Somewhere, there’s a farmer sitting at his kitchen table watching the minutes pass by and trying to figure out how his family will survive when the state comes through, eating up his land to expand a nearby highway.

He’ll get paid for the land, but it won’t be enough to keep him from moving somewhere else, finding a new job and starting a new career that he never thought he’d need.

Somewhere else, the minutes can’t go by fast enough for a farmer waiting to sign on the dotted line and turn his land over to the state for an expanded road. It’s the retirement money he never thought he’d see, a chance to shake off the dawn-to-dusk, back-breaking labor he never thought he’d escape.

Everywhere in between, there are farmers negotiating and compromising with mixed feelings. They understand the necessity of progress, and they hear the legitimate reasons given by the road planners. But it can’t feel right letting go of that land, some of which could have been in the family for decades or even a century.

I’ve never farmed, but I don’t think it would feel right to me either. I do, however, drive up to Door County about five times a year, and I’ve watched the progress of the Highway 57 expansion.

For the record, I hated the stretch of Highway 57 from north of Green Bay to Sturgeon Bay. It was slow, dangerous and incredibly frustrating.

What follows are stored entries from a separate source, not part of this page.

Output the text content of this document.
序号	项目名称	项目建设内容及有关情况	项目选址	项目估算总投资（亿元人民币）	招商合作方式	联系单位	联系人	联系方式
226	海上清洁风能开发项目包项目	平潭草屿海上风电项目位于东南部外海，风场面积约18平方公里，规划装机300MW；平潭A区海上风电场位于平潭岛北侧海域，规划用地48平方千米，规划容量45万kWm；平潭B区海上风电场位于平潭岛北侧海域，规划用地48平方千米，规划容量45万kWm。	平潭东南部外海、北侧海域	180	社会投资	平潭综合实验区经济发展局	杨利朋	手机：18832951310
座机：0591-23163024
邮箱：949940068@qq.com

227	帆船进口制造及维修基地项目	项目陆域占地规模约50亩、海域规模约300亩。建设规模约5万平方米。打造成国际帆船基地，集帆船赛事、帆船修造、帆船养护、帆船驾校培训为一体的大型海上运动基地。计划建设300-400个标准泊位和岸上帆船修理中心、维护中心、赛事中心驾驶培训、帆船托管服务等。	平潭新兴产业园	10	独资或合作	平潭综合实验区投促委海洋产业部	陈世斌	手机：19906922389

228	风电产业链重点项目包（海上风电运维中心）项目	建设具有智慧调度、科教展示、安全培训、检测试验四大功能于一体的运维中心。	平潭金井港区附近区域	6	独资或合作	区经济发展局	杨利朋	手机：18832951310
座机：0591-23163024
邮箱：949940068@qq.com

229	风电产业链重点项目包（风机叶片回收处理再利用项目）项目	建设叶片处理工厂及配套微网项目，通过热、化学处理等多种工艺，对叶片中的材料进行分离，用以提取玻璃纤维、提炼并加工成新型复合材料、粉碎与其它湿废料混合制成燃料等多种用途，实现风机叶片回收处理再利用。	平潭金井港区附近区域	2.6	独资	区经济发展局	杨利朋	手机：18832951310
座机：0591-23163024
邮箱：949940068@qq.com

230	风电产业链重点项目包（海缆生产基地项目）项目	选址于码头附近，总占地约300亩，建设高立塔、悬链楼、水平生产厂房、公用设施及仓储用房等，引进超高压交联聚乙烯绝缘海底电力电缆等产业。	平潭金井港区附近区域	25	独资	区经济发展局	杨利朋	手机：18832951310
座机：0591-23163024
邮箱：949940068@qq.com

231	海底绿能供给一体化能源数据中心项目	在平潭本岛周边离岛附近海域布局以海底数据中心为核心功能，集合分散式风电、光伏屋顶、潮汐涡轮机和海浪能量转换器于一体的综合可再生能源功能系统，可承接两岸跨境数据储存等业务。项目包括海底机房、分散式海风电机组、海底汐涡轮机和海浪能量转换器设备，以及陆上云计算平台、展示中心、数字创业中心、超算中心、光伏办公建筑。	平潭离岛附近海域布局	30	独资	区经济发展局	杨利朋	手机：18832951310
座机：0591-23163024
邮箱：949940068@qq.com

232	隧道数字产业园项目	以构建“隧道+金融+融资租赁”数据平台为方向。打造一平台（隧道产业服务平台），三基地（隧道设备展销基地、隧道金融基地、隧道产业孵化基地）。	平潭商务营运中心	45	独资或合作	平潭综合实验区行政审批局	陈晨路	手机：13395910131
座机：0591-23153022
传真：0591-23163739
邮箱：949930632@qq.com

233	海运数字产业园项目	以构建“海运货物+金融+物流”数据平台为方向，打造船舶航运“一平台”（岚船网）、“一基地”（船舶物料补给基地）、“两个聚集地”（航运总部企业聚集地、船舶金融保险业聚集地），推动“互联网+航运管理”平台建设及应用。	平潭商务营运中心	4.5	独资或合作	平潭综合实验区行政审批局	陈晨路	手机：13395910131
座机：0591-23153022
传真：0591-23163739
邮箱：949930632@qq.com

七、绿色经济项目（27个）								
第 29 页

And as I watched the project develop every few months, I began to see where the new road would be. I couldn’t believe how much land it was eating up. I don’t know how much of it was farmland, but I know it was a lot more overwhelming to see in person than if someone simply told me they were widening the highway from two to four lanes.

The last couple of times I drove to Door County, I was on the new four-lane highway. I love it. It’s fast, traffic is manageable, and it seems safer.

But I’d be lying if I said I don’t have some of those mixed feelings I believe farmers have. I’d be lying if I said I haven’t begun to picture the Door County peninsula with a giant strip of concrete down the middle and the land — farms and otherwise — shoved off to the side in tight margins.

And that’s where I see family farms headed — the margins.